In the past five years, restaurant marketing has expanded dramatically beyond traditional vehicles such as television, radio, print and direct mail with the widespread adaption of smartphones and digital media.
Customer relationship management has turned marketing into a one-on-one proposition rather than a one-brand-to-audience exercise.
That seismic shift will continue, with companies and vendors honing their abilities to reach individual customers and to quickly assess their needs, wants and desires.
Big restaurant marketers are already using smartphone loyalty apps, in combination with emails and text messages, to drive traffic during off-peak days and dayparts. Starbucks, for example, sends emails that urge customers to make purchases via app on certain days and within certain hours by dangling the carrot-like reward of quadruple points.
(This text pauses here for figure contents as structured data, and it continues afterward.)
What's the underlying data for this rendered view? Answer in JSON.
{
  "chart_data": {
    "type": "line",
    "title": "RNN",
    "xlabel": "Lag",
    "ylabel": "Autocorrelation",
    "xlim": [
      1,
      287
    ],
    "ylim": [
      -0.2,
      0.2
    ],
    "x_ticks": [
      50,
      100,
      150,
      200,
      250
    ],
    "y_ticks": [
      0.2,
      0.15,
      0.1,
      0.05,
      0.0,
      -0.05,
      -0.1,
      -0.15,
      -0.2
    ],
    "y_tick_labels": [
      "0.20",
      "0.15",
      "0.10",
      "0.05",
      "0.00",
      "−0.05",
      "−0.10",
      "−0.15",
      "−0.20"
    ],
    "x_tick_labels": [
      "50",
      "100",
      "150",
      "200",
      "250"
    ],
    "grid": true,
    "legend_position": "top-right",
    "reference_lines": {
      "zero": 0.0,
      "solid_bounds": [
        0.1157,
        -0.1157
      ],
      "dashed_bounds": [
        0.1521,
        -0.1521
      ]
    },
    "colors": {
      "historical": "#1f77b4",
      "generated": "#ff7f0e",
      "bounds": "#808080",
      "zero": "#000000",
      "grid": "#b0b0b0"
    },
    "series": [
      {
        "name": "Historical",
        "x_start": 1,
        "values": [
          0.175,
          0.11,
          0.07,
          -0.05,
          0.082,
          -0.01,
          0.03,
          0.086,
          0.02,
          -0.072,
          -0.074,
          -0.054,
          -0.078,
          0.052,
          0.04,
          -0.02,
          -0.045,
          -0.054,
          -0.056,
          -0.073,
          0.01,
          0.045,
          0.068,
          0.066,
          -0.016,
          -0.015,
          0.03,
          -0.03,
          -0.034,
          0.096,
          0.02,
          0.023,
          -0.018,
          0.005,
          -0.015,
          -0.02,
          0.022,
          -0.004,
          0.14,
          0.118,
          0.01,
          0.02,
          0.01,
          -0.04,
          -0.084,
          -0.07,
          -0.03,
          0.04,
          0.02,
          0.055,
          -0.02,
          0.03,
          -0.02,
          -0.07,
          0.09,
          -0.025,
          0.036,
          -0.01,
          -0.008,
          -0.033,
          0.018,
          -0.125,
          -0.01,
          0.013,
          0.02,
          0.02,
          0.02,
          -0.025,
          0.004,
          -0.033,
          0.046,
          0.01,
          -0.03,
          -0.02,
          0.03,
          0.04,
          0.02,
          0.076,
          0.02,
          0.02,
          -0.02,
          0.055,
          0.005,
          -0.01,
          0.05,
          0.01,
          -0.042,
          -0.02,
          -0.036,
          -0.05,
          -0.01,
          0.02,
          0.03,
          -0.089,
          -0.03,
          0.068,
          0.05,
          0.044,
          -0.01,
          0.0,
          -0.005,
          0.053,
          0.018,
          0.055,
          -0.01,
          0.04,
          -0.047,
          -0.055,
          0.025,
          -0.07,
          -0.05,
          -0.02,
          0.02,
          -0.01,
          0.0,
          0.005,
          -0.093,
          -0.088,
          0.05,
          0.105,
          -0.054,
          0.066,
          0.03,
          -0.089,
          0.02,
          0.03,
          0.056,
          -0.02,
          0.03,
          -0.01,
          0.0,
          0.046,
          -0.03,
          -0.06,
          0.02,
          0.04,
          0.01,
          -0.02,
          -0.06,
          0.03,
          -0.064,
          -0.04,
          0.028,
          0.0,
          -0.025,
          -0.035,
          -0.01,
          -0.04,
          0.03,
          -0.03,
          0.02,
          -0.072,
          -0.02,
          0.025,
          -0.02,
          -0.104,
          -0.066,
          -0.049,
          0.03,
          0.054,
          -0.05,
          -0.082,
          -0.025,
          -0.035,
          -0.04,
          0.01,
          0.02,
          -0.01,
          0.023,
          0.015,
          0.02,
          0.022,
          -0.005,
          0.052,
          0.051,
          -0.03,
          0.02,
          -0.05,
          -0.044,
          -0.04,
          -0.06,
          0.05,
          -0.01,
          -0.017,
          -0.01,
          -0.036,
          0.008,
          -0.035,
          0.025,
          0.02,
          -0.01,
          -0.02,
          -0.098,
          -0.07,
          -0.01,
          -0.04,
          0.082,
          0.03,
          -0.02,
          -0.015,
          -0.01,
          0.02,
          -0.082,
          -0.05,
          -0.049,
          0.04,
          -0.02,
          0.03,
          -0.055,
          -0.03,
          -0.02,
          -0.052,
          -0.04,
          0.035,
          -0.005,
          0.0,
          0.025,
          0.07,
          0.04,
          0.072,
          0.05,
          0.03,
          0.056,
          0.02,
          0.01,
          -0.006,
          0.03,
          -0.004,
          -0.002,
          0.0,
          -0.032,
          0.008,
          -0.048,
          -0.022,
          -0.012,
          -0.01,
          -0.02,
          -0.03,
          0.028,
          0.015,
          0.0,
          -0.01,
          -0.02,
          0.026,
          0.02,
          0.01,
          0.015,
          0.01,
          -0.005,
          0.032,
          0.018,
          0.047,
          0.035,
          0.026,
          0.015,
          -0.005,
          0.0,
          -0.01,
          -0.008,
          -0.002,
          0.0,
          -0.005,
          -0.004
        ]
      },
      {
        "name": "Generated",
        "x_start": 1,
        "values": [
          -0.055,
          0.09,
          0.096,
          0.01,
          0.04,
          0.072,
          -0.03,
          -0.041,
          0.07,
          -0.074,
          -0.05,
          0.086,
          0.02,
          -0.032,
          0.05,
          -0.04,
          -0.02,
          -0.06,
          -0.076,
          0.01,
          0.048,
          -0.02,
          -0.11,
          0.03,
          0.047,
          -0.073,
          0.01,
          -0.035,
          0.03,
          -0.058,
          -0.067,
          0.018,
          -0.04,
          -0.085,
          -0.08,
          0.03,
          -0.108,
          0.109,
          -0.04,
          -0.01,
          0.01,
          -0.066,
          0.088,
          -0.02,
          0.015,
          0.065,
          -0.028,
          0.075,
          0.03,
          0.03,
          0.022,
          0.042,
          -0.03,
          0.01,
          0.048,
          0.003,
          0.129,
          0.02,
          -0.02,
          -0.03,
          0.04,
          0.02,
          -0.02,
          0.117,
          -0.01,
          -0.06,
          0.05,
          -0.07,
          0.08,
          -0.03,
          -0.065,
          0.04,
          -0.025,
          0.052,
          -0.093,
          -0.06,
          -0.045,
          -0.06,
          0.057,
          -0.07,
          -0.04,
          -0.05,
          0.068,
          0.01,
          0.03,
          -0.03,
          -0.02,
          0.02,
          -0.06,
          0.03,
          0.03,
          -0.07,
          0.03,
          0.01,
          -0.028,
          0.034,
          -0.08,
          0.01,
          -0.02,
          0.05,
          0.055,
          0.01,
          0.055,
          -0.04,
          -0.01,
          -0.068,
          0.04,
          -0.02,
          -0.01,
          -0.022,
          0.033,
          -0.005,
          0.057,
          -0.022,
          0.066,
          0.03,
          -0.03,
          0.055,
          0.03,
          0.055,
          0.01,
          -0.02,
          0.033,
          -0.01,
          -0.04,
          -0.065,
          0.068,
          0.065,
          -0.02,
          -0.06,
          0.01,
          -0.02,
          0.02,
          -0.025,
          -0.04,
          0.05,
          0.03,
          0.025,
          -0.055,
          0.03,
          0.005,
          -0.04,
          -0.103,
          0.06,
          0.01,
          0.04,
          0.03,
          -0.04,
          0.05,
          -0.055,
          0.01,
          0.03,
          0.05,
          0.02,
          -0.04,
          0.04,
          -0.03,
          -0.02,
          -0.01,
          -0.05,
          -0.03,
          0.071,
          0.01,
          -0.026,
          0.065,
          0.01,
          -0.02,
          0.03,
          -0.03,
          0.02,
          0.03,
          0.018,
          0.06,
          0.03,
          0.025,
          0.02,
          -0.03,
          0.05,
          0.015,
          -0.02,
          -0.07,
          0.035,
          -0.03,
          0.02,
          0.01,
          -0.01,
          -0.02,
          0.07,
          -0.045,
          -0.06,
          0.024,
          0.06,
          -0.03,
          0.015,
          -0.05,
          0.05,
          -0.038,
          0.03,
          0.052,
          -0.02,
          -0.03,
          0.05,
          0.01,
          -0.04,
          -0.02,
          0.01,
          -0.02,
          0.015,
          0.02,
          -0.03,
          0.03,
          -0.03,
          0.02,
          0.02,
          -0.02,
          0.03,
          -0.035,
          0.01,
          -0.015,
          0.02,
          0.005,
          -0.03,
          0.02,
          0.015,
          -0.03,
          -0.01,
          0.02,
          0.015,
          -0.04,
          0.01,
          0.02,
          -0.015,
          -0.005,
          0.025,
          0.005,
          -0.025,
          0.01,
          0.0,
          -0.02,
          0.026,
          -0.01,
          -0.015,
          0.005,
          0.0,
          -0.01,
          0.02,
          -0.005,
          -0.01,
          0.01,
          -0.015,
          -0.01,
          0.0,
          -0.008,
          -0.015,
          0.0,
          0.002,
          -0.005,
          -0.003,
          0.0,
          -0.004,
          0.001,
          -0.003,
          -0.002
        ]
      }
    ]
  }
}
"People have come to expect certain conveniences when they shop, travel and handle their finances — such as mobile access, personalization, loyalty tracking and no-touch transactions," said Andrew Feinberg, principal of Deloitte Consulting LLP’s restaurant and foodservice practice, in a September study on restaurant technology. "More and more, they want their restaurant experiences to feel the same way.”
Feinberg said restaurants will need to engage customers in a “personalized way, even as interactions become more omni-channel."
So no matter how customers place orders — via Internet, app or social media — they want the restaurant brand to recognize them.
Restaurants will use technology to recognize and motivate individual behaviors and, perhaps with beacons, offer specials when the consumer drives or walks by a location.